24 November 2017
How good are your eyes when it comes to driving? We can legally travel at 70mph – but are our eyes up to the challenge – especially at night?
Mr Amit Patel, a Consultant Ophthalmologist at Spire Parkway Hospital in Solihull, who specialises in customised cataract surgery and lamellar corneal transplantation, says that it is important to have our eyes tested regularly and wear the glasses or lenses prescribed so that we are not only legal but safe behind the wheel.
So are your eyes in good driving order? Mr Patel, who was once awarded the prestigious Pfizer Ophthalmic Fellowship Award by the Royal College of Ophthalmologists, answers some much-asked questions.
Do you think that the law is strict enough on ensuring people can see well enough to drive?
The law currently requires you to be able to read a number plate (with your prescription glasses/contact lenses) from a distance of 20 metres, achieve a visual acuity of 6/12 and have an adequate field of vision.
But strict laws do not necessarily guarantee safety as there are many people who fail to wear their prescribed glasses/contact lenses while driving.
Would you like to see the law changed?
The law is fine - it is the implementation that remains a problem! Not wearing the glasses prescribed is something that could be looked at. I believe that in some countries anyone who needs to wear glasses or contact lenses must carry a spare pair in the car so they don’t find themselves driving without the appropriate eyesight aids.
I think there should be random checks to see if people are using the appropriate eyewear.
Apart from short sightedness, what other eye conditions can affect the ability to drive safely?
Long sightedness can be equally debilitating, especially when the range of focussing ability is reduced to zero by the age of 60. Both long- and short-sightedness however, can be corrected with glasses, contact lenses or surgery to achieve the minimum driving standard.
There are numerous other eye conditions that can affect your ability to drive e.g. cataracts, glaucoma, age related macular degeneration etc.

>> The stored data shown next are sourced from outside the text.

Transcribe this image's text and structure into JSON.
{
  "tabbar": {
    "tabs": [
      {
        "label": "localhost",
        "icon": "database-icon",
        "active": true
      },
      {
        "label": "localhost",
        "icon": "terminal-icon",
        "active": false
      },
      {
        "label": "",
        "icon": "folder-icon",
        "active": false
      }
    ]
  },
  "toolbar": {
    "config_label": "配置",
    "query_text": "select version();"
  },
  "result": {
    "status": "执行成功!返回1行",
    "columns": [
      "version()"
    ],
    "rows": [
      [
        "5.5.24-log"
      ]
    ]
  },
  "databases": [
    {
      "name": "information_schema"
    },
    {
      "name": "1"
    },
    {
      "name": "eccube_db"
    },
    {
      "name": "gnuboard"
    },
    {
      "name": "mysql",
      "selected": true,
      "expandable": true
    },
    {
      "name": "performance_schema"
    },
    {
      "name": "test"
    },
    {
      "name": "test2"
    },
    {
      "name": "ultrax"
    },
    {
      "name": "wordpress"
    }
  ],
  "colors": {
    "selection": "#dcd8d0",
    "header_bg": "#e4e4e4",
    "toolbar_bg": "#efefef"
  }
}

Different light conditions also affect the ability to focus, so a mild degree of short sightedness in the day will become exaggerated and may well push a driver into having less than the legal minimum vision for driving at night. By the same token, in bright light, certain types of cataract have a much greater effect on the vision and could effectively render a person effectively blind.
Can wearing tints or lens coatings improve the situation?
Tinted lenses may be useful in good or bright light conditions but, at night, would reduce the light going into the eye and therefore reduce the quality of vision. Photochromic lenses, a separate pair of tinted glasses or ‘clip-on’ tints may be a preferable option.
What about people suffering from cataracts?
The effect on driving of different types of cataract are listed below:
- Nuclear cataract- difficulty with night driving and in dim light.
- Posterior sub-capsular cataract – difficulty when driving towards the sun.
- Cortical cataract- usually flare, seeing a star burst type effect around lights such as street lights or car headlights.
In reality, many people have a mixture of the above types of cataract and symptoms may vary from person to person.
It is critical that your vision meets the eyesight standards and I would suggest that anyone with cataracts makes sure they have their eyes tested on a regular basis.”